What ratio should a basic white sauce recipe use?

A reliable white sauce recipe uses equal weights of butter and flour cooked into a roux, then milk whisked in. For a medium sauce that coats pasta and vegetables, use about 30 g flour and 56 g butter per 480 ml milk, as written here. Halve the roux for a thin, soup-base consistency, or increase it by half for a thick soufflé or croquette base.

Can I use low-fat or plant-based milk?

Yes. Two-percent milk works with only a slight loss of richness; skim tastes noticeably thin, so add an extra teaspoon of butter at the end if that is all you have. Among plant milks, unsweetened oat milk behaves most like dairy.

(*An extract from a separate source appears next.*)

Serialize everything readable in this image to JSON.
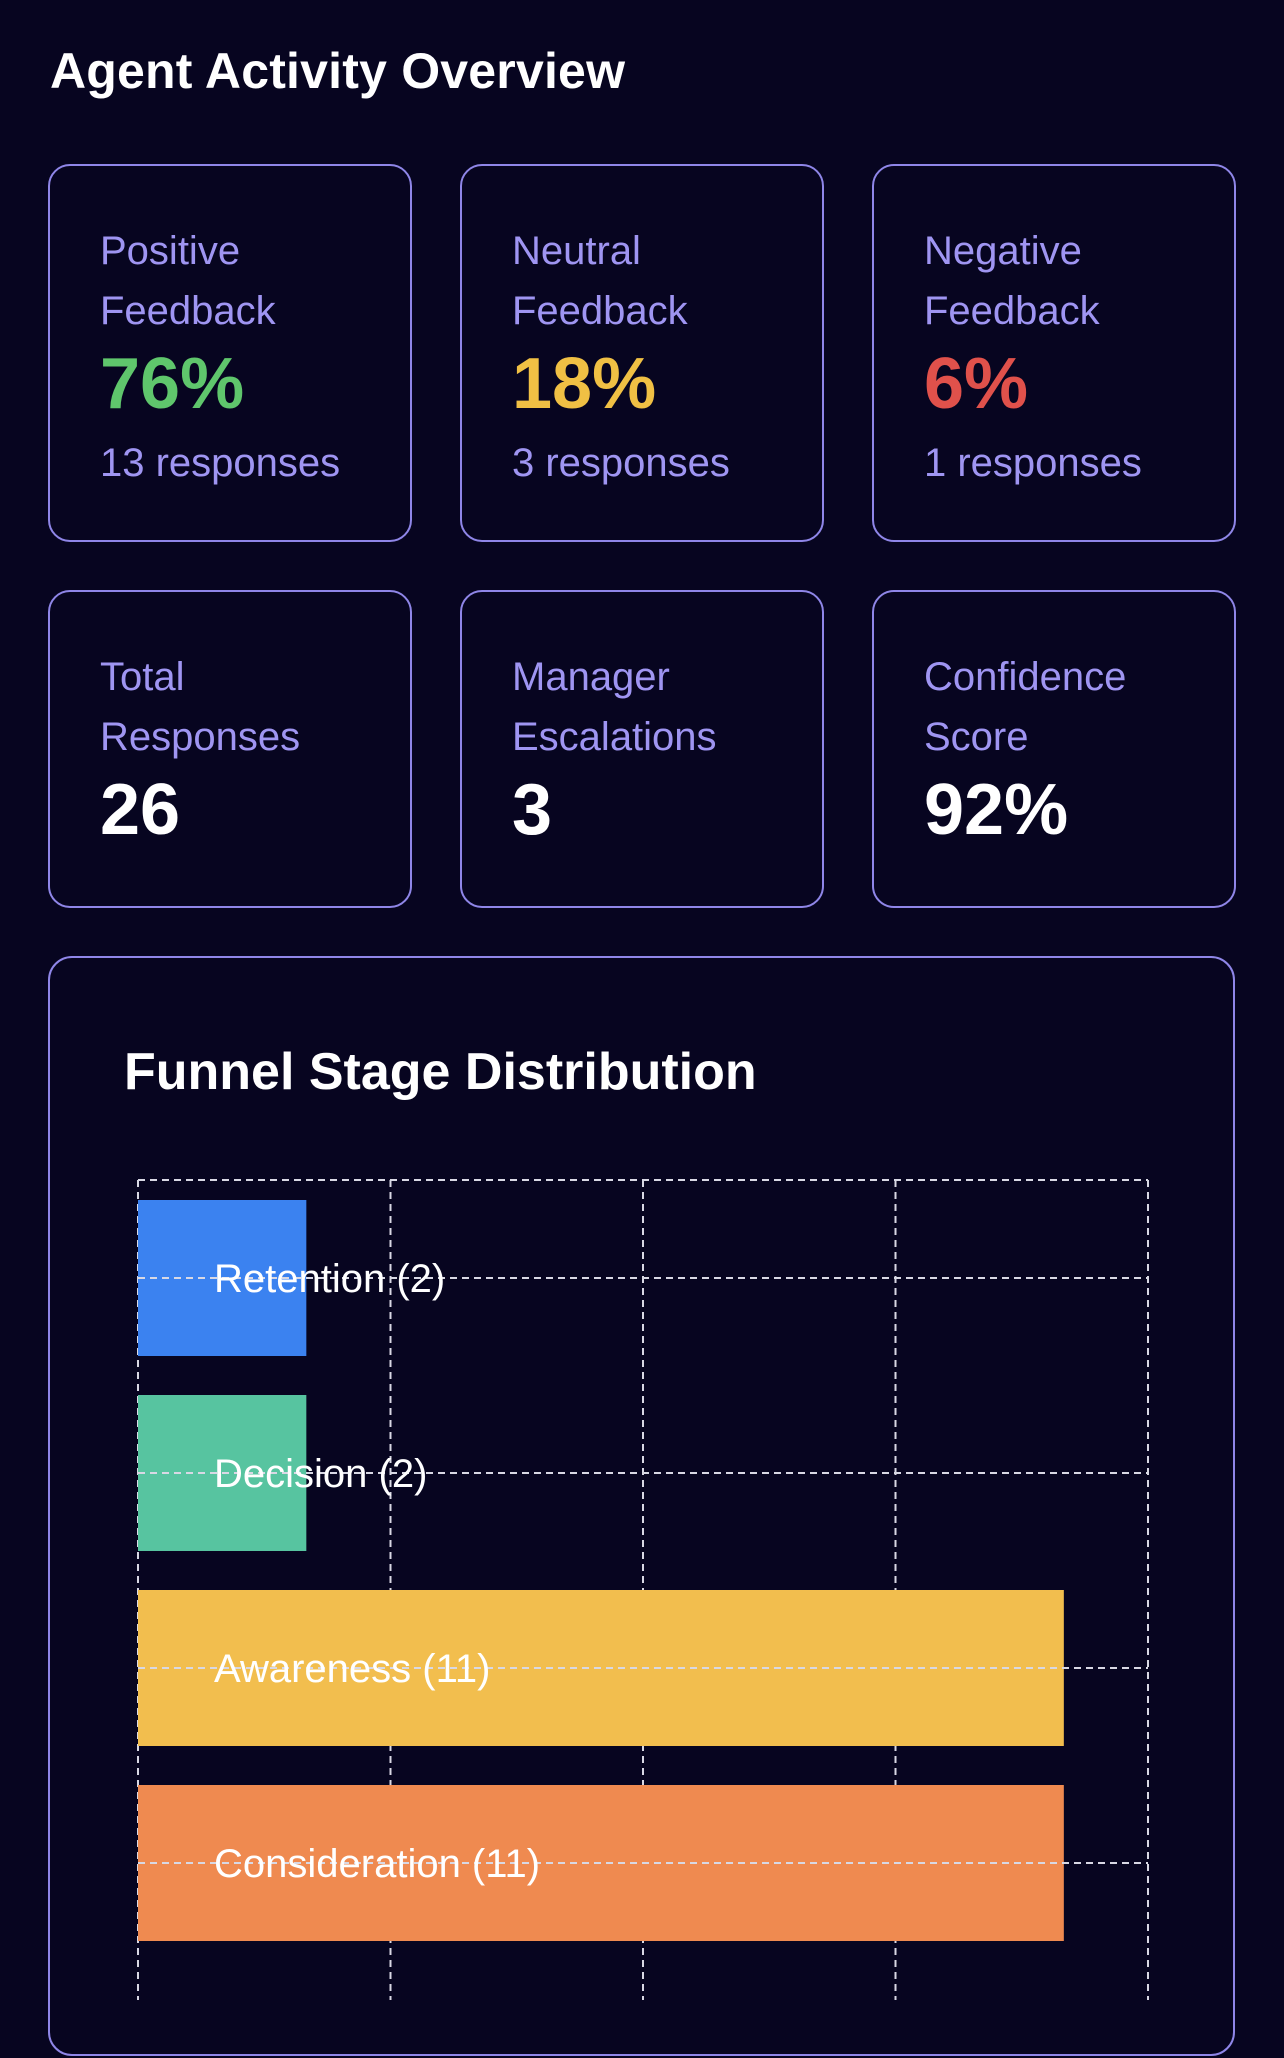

Avoid sweetened or vanilla-flavored milks, which clash with savory dishes.

What is the difference between white sauce and béchamel?

They are essentially the same thing: béchamel is the French name for milk thickened with a white roux, and it is one of the five classical mother sauces. Some traditional béchamels infuse the milk with onion, bay, and clove first, which this recipe offers as an option. Once you know one, you know the other.

Why does my sauce taste like raw flour?

The roux was not cooked long enough, or the sauce came off the heat the moment it thickened. Cook the butter and flour for a full 2 minutes before adding milk, and always simmer the finished sauce at least 5 minutes. That extra simmering fully gelatinizes the starch, which is what turns a pasty sauce silky.